Saturday, January 30, 2016

Can God Be Proved? A New Dispensation

I believe that in the Shankhya scriptures of India it is said that "God cannot be proved." (Ishwar ashiddha"). People argue about this all the time.

Many simply believe in God and call it good. This is, in part, because our rational and scientifically committed culture does not "believe in" intuition, except for the inexplicable but not easily replicated phenomenon known as the "hunch." This is all too frequently dismissed as just another of those things about women that men can't rationally account for. Thus "believers" are forced to build a firewall between belief and proof; between spirit and nature; between divine and the human experience.

Standing with awe before nature, human life, drama, history and yes, even science, we touch upon the feeling of something greater than ourselves; something that underlies all things. Albert Einstein's life long pursuit of a unified theory of everything echoes this intuitive feeling often triggered by the experience of awe. This is one example (of many) of intuition. We just KNOW that IT is there, here, and everywhere. It can be felt, touched but not seen or possessed. But, not proved!

Paramhansa Yogananda describes in Chapter 14 (An Experience of Cosmic Consciousness) of his life story, "Autobiography of a Yogi," a doorway into this supra-sensory realm of intuition. It is, unsurprisingly, through meditation that this experience can be replicated by anyone willing to pay the price of admission: sincere and sustained effort using specific methods of meditation.

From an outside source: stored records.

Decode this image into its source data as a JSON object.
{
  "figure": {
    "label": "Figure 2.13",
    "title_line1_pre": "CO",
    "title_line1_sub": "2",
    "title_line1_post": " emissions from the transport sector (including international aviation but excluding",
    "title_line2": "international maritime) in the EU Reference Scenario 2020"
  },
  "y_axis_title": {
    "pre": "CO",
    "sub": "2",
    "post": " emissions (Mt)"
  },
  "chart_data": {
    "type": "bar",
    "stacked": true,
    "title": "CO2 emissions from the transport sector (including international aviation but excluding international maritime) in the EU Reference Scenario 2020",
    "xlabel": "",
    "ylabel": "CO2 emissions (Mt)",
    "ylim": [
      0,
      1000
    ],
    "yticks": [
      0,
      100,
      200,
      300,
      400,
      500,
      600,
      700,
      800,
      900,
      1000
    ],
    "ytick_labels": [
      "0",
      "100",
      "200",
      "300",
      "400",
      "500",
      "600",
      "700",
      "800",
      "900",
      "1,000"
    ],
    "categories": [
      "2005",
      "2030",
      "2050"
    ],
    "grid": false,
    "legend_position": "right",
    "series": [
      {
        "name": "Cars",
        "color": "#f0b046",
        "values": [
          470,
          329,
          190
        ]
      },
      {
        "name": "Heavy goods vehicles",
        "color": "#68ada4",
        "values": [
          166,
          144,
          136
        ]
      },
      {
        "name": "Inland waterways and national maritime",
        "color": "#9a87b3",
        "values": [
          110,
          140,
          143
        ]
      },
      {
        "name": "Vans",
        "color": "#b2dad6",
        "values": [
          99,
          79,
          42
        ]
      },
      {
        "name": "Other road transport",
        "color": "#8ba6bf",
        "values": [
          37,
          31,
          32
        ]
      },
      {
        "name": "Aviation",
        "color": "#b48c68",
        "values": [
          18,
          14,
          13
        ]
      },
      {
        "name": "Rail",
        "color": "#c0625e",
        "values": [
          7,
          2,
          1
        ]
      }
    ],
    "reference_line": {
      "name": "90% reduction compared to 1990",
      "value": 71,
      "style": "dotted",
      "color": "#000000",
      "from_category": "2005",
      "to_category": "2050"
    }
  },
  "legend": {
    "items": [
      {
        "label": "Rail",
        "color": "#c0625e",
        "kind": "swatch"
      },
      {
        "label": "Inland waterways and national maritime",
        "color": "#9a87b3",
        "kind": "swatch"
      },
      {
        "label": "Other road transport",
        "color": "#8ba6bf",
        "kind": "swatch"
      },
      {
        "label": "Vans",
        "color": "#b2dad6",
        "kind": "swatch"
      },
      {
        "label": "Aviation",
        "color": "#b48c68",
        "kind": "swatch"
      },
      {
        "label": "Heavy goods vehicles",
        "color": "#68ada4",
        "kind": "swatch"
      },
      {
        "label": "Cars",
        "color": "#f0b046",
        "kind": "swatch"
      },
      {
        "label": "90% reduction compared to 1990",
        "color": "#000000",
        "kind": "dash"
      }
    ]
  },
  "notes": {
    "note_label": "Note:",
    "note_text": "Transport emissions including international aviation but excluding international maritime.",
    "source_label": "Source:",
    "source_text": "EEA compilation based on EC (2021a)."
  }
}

Some many months after having this mind-blowing experience of infinity, Yogananda (PY) took a problem to his guru (who had bestowed upon him that experience). "I want to know, sir -- when shall I find God?" Swami Sri Yuktewar, perhaps smiling, responded, "You have found Him." "O no, sir, I don't think so!"After a brief exchange, in which an incredulous Sri Yukteswar was certain his disciple did not expect to find a man on a throne, he explained:

"Ever-new Joy is God. He is inexhaustible; as you continue your meditations during the years, He will beguile you with an infinite ingenuity." Later, he continues, "After the mind has been cleared by Kriya Yoga of sensory obstacles, meditation furnishes a two-fold proof of God. Ever-new joy is evidence of His existence, convincing to our very atoms. Also, in meditation one finds His instant guidance, His adequate response to every difficulty."  (Autobiography of a Yogi, 1946 edition)

PY effectively introduced, as he put it, a "new dispensation." Truth is one and eternal but its manifold expressions change according to the needs of receptive souls. So the new part is to offer truthseekers to put aside mere belief and rancorous theological debates in return for the direct perception of God in meditation. It is in the universal and nonsectarian experiences of inner peace, joy, and unconditional love (to name three of eight aspects) that God can be experienced.

As a measurable bonus, pleasing to scientists, testing has proven innumerable physical and mental benefits to meditation. These are the "added unto you" of Jesus' famous counsel to "Seek the kingdom of heaven (which is within you) first, and all these things (health, intelligence, creativity, happiness) will be added unto you."

Sticking a bit with Jesus Christ, since "sufficient unto the day" are the needs thereof, the meditator need not focus unduly with the cosmic consciousness experience described by PY and the goal of the soul's journey toward Self-realization. For the "infinite (and beguiling) ingenuity of God is sufficient unto the daily meditation practice to push us along our journey to that end which, were it to be bestowed prematurely, would "fry our brains!" as intimated elsewhere in PY's autobiography.

Thus is released for millions the tension between the rational mind and the intuitive soul. This is the new dispensation and the glad tidings, the good news that PY has brought to the world. Satisfaction, convincing to our very atoms and to our thirsty hearts, and lasting, bestowed without condition of belief or affiliation, can heal the wounds of divisive sectarianism and the war between science and religion, atheists and believers.